I was unable to eat breakfast, but I made my way to the university where at 9 am our classes started. Surprisingly the placement test had put me into the level of "perfeccionamiento", the highest level and the level of Spanish in my class was indeed very high. The class consists of 7 students, a young woman from England, a young female medical student from Denmark, a middle-aged female doctor from Finland, a young male law student from Sweden, a young woman and man from Norway and myself from Austria/Canada.

Obviuosly there is a very heavy Scandinavian slant in my class and it seems everyone in the class is a hobby sociologist, political scientist, environmentalist and historian. We asked some rather tough questions about Cuban life, the political system, the economic hardships, the double economy, the situation of women and blacks in Cuba, machismo and the situation of the environment.

Some of these questions made our female professor feel extremely uncomfortable and it seemed like she was squirming under the barrage of probing political and sociological questions. She got very defensive a few times about the Cuban system and only after we discussed the good and bad aspects of European and Canadian societies did she loosen up a bit and become a bit more open and frank about the real Cuban life. It seems that to this day Cubans have to be very careful about what they say in public.

For example, she frankly admitted that racism still exists in Cuba and to this day it is still a country with a lot of machismo. However, she did not admit that Internet access and access to non-Communist media is forbidden for Cubans, she simply explained it as an economic issue. (Several of my colleagues had heard otherwise in their travels in Cuba, simply that a Cuban is not allowed to have access to the Internet). She also admitted that it is not allowed for Cubans to visit the tourist areas of the Cayos (e.g.
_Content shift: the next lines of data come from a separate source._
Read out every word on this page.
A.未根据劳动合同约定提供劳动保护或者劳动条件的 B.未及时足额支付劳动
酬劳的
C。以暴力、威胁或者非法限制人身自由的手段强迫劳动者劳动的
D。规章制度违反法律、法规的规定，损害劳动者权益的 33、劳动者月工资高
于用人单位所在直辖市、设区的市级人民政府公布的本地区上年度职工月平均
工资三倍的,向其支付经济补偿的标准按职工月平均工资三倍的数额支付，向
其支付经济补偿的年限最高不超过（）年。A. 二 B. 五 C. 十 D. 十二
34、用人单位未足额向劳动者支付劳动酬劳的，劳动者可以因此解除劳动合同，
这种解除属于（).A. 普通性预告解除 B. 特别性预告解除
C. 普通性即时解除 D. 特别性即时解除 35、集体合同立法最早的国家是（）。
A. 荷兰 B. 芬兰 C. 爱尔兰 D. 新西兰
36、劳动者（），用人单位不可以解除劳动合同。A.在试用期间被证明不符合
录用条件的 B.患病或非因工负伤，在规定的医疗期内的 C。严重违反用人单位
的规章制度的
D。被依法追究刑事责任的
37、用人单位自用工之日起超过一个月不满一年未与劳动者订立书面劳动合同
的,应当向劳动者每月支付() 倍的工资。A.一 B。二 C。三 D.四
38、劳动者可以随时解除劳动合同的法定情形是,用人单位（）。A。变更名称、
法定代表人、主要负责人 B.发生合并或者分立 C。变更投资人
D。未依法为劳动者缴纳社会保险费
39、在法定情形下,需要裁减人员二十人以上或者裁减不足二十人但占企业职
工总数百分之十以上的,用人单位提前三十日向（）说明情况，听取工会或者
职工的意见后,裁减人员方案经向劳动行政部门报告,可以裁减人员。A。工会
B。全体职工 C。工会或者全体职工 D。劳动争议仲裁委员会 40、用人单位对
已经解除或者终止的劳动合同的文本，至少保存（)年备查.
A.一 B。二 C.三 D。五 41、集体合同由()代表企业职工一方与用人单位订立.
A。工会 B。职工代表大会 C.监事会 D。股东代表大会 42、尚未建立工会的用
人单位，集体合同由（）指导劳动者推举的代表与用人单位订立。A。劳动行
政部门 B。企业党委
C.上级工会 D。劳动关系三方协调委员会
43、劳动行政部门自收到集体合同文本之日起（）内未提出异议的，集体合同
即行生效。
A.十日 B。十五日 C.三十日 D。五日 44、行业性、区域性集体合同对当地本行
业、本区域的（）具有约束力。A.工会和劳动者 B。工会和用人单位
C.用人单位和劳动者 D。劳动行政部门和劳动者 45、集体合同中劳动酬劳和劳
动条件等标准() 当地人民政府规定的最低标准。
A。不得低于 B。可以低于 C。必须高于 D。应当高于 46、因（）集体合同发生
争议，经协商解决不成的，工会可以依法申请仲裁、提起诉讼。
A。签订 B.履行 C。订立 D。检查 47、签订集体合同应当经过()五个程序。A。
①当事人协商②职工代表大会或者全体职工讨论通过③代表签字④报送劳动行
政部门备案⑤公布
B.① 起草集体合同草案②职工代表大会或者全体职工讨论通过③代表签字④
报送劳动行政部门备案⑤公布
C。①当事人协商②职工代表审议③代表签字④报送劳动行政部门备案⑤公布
Cayo Coco) which is exclusively reserved for tourists and Cubans have no access to that area whatsoever, a definite point of contention among the locals.

Class ended about 1:20 and my upset stomach did not allow me to intake any food. I headed back to my hotel, slept a little and have been on the Internet for the past 2 or so hours (racking up a bill of about $US 20.00 or s0), documenting my trip.

It´'ll be a quiet evening tonight since I am trying to settle down my stomach. But I am sure the adventures and the learning will continue tomorrow.